Worum es geht
Digital-Lösungen können die Schnelligkeit von Prozessen erhöhen, Arbeiten automatisieren, große Datenmengen handhabbar machen und komplexe Entscheidungen unterstützen. Ihr im Arbeitsalltag realisierbarer Nutzen hängt jedoch von den Management-Fähigkeiten der Anwender ab, da die Digitalisierung zu neuen Prozessen führt und modifizierte Strukturen benötigt. Doch hiermit sind viele Akteure überfordert, da sie schon das Management der Gegenwart kaum beherrschen.
Ein Beispiel zur Verdeutlichung
Wenn in Berichten und Vorträgen die Vorteile der Digitalisierung thematisiert werden, basiert ihre Darstellung auf der Annahme, dass die für ihren Einsatz in Frage kommenden Akteure rational handeln und die Lösungen auf funktionierende Arbeits-Systeme treffen. Aber die Realität ist hiervon weit entfern. Ein Beispiel ist die elektronische Arztbrief-Übermittlung. Sie zielt darauf ab, die Bereitstellung der Informationen für die Weiterbetreuung der Patienten in Arztpraxen zu verbessern. Der tatsächliche Nutzen für die Versorgung ist bislang jedoch nur gering, denn die technische Übermittlung funktioniert zwar sehr schnell, an den beiden Schwachpunkte von Arztbriefen – dem Bereitstellungs-Zeitpunkt der Informationen und Empfänger-gerechten Inhalten – hat sich bislang kaum etwas geändert. Der Grund sind vor allem Management-Probleme in den Bereichen „Organisation“ und „Kommunikation“.

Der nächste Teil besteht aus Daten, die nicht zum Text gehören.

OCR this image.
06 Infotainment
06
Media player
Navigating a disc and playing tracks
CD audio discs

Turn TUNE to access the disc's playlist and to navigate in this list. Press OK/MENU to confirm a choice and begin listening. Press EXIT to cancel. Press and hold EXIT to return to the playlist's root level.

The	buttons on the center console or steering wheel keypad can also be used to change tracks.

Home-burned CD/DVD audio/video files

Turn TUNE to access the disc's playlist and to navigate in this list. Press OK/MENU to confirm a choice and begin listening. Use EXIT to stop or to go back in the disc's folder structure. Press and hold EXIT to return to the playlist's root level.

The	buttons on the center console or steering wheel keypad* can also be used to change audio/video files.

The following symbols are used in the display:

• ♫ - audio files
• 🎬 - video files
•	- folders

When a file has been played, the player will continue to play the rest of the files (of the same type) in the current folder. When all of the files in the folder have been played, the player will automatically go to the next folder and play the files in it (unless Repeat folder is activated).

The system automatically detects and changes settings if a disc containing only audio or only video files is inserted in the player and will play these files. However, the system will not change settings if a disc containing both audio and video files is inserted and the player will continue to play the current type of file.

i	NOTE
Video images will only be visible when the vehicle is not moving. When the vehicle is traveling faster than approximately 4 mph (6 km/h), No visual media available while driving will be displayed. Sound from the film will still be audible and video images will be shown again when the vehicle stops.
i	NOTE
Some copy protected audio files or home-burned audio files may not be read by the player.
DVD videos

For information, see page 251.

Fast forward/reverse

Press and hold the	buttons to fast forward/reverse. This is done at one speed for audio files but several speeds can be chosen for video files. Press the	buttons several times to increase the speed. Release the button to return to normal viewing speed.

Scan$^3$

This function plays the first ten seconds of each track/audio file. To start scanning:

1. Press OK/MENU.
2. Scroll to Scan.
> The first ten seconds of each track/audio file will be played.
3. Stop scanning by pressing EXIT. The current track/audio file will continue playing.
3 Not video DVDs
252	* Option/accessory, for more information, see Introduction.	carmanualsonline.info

Management-Insuffizienz am Beispiel der ambulanten Medizin
Der Nutzen technischer Lösungen hängt in seiner Ausprägung immer von den Fähigkeiten der Anwender ab. Das gilt umso mehr, wenn die Konzepte zu Veränderungen existierender Prozessen und Strukturen führen. Die Transformation hat hier weitreichende Effekte, obwohl der größte Teil der potenziellen Nutzer davon ausgeht, dass Digital-Lösungen Bestehendes lediglich ersetzen oder als Zusätze ohne größeren Einfluss auf die bestehende Situation wirken. Doch das ist ein Irrtum, schon Begriff „Transformation“ zeigt, worum es geht.
Das grundsätzliche Management-Know-how ist im Gesundheitswesen nur gering ausgeprägt. So setzen z. B. Haus- und Fachärzte gegenwärtig die Hälfte der Management-Instrumente, die einen reibungslos funktionierenden Arbeitsalltag gewährleisten, gar nicht ein. Aber digitale Lösungen benötigen – wie jede andere Neuerung, die in Betriebsabläufe integriert wird – eine weitgehend stabile Grundlage, um ihre Effekte überhaupt entfalten zu können.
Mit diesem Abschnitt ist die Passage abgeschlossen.